The area that jumps out to me most is his feet, more specifically his right forefoot. What I notice is a slight apprehension to load onto his right forefoot and thus little push-off on the right side. It’s subtle, and more noticeable from behind. He also demonstrates a moderate overstride, as viewed from the side with his foot strike occurring in front of an imaginary vertical line from his hip to the ground.
After running, he performed single leg squats also as an assessment for stability.
Anytime a single leg squat is performed (which is essentially happening briefly with each stride that you take!), there should be a natural pronation of the foot, slight inward motion of the knee (valgus), as well as slight hip lateral translation (adduction). Neither leg is perfect, but what I notice in this video is how much wobble there is in his right forefoot at the transition point from loading to pushing off.
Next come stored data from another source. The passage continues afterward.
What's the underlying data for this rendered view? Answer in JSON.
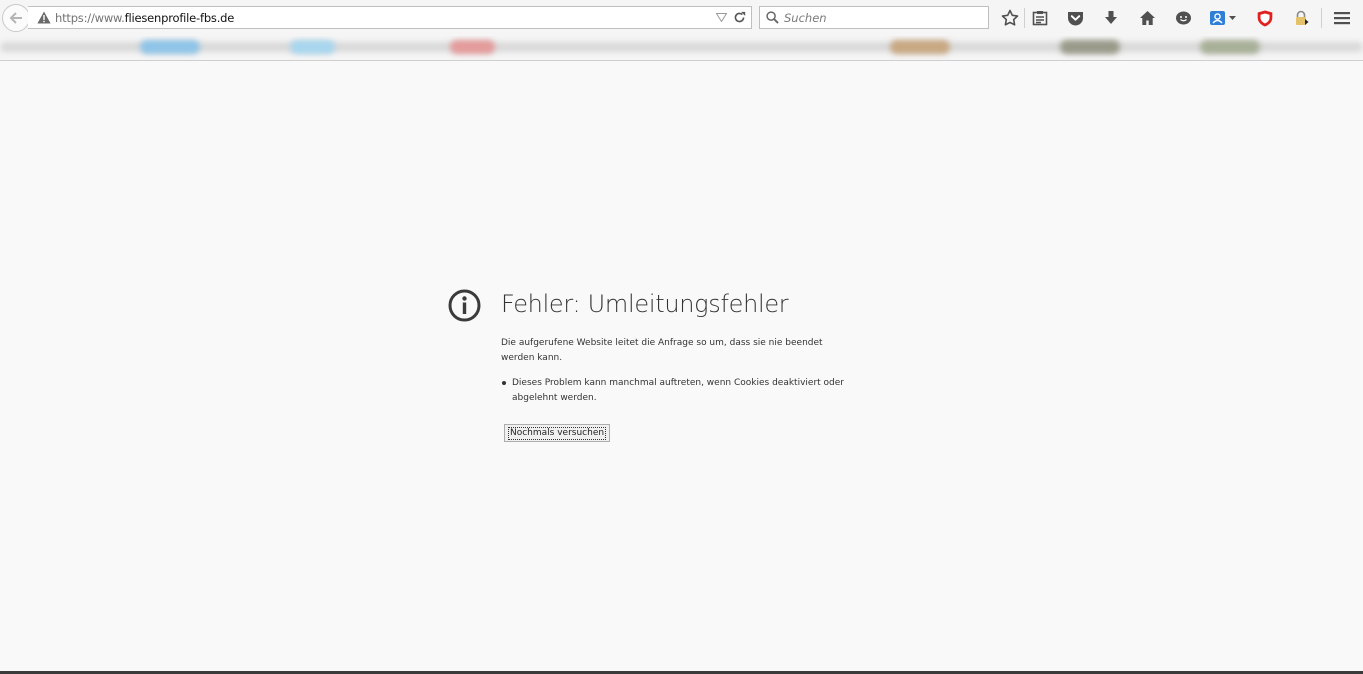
{
  "browser": {
    "url_prefix": "https://www.",
    "url_domain": "fliesenprofile-fbs.de",
    "search_placeholder": "Suchen",
    "icons": [
      "back-icon",
      "warning-icon",
      "dropdown-icon",
      "reload-icon",
      "search-icon",
      "star-icon",
      "reader-icon",
      "pocket-icon",
      "download-icon",
      "home-icon",
      "smiley-icon",
      "account-icon",
      "ublock-icon",
      "lock-icon",
      "menu-icon"
    ]
  },
  "error": {
    "title": "Fehler: Umleitungsfehler",
    "description": "Die aufgerufene Website leitet die Anfrage so um, dass sie nie beendet werden kann.",
    "bullet": "Dieses Problem kann manchmal auftreten, wenn Cookies deaktiviert oder abgelehnt werden.",
    "retry_label": "Nochmals versuchen"
  },
  "colors": {
    "page_bg": "#f9f9fa",
    "text": "#333333",
    "ublock_red": "#e0211f",
    "account_blue": "#2f7fd6"
  }
}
This creates increased values forces at the knee which I believe is causing his intermittent knee pain. While running, this will create an instability that most people will find a way to avoid. In Jack’s case, he avoids pushing off.
As our session progressed, he mentioned having multiple ankle sprains on the right side as well as the feeling of instability. We looked at it closer and found limited ankle inversion, which will limit push-off, as well as make him more susceptible to rolling that ankle. Ankle inversion is needed as part of the push-off process, if it’s lacking than it’s more easy for an ‘inversion sprain’ to occur, which is the most common way to roll an ankle.
So, here’s what we did about it. First, an exercise to gain ankle motion.
Next, an isolated foot/ankle stability exercise on a half-roller.
Next a global stability exercise again to encourage stability with rotational motions.
And lastly, a drill I like to call ‘penguin running’ to amp up forefoot strength and control.
Again, notice how his right foot doesn’t seem to be able to point inward as easily as the left foot. This is another sign of limited ankle motion.
For a couple running drills, he simply ran on his toes to build up forefoot strength, and ran with high knees to encourage a more powerful push-off.
After all this, we turned him loose again.
Notice less of an overstride, viewed from the side, as his foot is landing more underneath his hip. His foot mechanics also are improved, as his push-off looks more symmetrical. Not hugely dramatic changes, but I expect that he will steadily improve in these areas which will translate to greater efficiency with running and less likelihood that he will have ankle injuries. Great job Jack!